Nearly 50 years into a career in education, Dr. Jane (Emerson) Blystone ’80 isn’t ready to slow down.

The 71-year-old Edinboro alumna is a decorated educator, scholastic journalism advocate, mentor, fabric artist and school board member who has devoted her life to serving others.

“I’m not going to just sit in a rocking chair,” Blystone said jokingly. “Helping people level up and see their potential is the driving force behind what I do. That’s the thing that I love about education.”

After graduating from Corry High School and earning a bachelor’s degree in communication and journalism from Cedarville University, she taught English and journalism for two years at a private school in Indianapolis. There, she also served as advisor of student publications.

Blystone returned to the Erie region and accepted a faculty position in the North East School District, where she taught English and journalism for 29 years. As the student publications advisor for 26 years, she oversaw the student newspaper and yearbook and helped students start a literary magazine.

“It was a great experience because I really taught students to take control of their own publications,” she said. “It wasn’t my publication. It was theirs.”

Recognizing that some of her high school students were struggling with reading and comprehension, Blystone enrolled in a Master of Education in Reading program with reading specialist certification at Edinboro.

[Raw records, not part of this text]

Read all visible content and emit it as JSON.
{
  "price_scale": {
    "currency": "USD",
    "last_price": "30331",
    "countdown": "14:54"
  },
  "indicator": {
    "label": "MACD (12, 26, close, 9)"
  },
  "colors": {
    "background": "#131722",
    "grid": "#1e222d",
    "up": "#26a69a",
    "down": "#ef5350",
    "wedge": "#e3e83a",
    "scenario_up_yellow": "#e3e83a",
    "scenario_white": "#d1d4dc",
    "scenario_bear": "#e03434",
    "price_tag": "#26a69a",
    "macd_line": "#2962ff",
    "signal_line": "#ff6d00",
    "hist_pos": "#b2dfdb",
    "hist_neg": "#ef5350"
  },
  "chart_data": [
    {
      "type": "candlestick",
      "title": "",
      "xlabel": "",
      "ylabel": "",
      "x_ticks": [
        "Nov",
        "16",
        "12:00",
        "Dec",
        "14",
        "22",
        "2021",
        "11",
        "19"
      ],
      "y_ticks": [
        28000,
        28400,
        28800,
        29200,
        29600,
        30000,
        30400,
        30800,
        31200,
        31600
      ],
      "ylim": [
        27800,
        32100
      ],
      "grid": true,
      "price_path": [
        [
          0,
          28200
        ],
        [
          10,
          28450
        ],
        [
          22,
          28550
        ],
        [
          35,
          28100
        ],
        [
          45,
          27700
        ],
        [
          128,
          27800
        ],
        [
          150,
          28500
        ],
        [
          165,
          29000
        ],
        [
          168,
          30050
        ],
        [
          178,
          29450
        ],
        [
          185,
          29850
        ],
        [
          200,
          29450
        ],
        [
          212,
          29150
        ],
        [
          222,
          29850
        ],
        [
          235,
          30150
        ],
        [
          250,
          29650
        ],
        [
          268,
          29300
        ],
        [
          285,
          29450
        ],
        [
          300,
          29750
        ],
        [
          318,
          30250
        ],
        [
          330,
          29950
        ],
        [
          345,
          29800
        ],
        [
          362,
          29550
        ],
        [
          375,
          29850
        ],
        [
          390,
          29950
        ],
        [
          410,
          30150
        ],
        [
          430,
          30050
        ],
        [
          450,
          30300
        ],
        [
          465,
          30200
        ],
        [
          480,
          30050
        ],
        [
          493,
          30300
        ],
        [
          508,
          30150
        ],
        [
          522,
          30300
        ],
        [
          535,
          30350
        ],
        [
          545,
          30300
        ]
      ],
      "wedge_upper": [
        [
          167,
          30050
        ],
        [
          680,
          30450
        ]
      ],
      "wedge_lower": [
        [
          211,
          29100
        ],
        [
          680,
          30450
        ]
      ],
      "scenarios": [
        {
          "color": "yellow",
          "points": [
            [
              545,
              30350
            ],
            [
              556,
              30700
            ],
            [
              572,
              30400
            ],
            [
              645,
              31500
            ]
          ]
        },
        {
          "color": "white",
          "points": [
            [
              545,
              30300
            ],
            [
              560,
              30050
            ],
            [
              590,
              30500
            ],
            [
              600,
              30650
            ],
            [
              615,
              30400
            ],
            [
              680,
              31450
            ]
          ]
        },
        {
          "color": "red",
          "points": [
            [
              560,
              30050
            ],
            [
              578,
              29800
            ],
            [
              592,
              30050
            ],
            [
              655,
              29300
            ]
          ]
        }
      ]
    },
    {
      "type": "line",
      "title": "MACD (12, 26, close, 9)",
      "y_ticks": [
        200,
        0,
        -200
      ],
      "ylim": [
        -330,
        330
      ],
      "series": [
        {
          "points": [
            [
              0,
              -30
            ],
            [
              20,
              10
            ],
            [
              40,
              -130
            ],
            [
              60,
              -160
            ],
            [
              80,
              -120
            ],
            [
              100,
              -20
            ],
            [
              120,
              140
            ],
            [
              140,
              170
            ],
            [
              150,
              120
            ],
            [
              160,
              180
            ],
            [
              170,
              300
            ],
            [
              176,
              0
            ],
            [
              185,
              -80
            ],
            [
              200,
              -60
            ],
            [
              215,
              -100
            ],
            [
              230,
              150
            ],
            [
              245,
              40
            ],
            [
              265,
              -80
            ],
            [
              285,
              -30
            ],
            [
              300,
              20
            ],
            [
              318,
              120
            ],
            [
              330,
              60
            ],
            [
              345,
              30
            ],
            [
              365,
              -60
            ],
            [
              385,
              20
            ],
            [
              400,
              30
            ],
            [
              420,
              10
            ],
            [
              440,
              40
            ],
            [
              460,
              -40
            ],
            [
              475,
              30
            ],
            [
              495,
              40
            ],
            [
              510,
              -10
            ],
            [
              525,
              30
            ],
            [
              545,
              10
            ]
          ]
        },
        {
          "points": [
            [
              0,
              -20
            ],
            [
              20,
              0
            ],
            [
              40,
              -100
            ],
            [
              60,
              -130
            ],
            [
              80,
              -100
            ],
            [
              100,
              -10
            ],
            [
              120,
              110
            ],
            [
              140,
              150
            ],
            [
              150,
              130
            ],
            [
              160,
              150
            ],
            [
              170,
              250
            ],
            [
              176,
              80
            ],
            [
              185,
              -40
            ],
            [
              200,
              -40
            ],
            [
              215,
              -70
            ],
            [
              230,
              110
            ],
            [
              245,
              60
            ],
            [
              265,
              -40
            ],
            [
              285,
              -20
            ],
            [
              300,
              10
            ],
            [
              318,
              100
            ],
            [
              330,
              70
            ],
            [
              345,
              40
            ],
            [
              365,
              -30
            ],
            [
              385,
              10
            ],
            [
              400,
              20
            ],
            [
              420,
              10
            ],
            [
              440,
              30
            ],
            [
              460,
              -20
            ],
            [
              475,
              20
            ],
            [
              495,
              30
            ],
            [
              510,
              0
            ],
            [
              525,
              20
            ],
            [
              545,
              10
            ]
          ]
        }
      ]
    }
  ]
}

“I just fell in love with Edinboro, even though I was a grad student at the time,” Blystone said. “I love the campus. I love the professors. I loved everything that I learned there, and I still use it today.”

She later earned a Ph.D. in rhetoric and linguistics from IUP and a K-12 principal certification in educational leadership from PennWest California.

From August 2008 until May 2016, Blystone was director of Graduate Studies in Secondary Education at Mercyhurst University, where she continues to teach English. She has served as an elected member of the North East School Board since 2009.

Outside the classroom, Blystone has dedicated her time and talents to the Pennsylvania School Press Association (PSPA) and the Journalism Education Association (JEA), which supports free and responsible scholastic journalism. She was JEA Region 7 director from 2009-2014 and currently counsels and encourages mentees around the world as chair of the JEA Mentoring Program.

“I worked with the Scholastic Press Rights committee, and we helped advisors and students across the country whose publications were being censored,” Blystone said. “Last year, I placed more than 100 mentees with mentors. It’s been a great joy to take my skills as an educator and build them up to the next level.”

In 2011, the PSPA named its Student Journalist of the Year Scholarship after Blystone, who has been a vital member of the organization since 1983 and served five terms as president.

“It's been an honor to work with teachers across the state, and, more importantly, it’s been an honor to work with some amazing student journalists,” she said. “Students are the only authentic reporters of what goes on inside American high schools.”

Blystone was recognized for her contributions to scholastic journalism with the Carl Towley Award at the JEA national convention last November in St. Louis.

“I was so floored because I never even thought anything about that award for me. I was pretty overwhelmed by the nomination,” she said. “I think one of the biggest things I learned in Edinboro is that as a teacher, you always have to be two things: You have to be a researcher, and you have to be an advocate for children. I have done that.”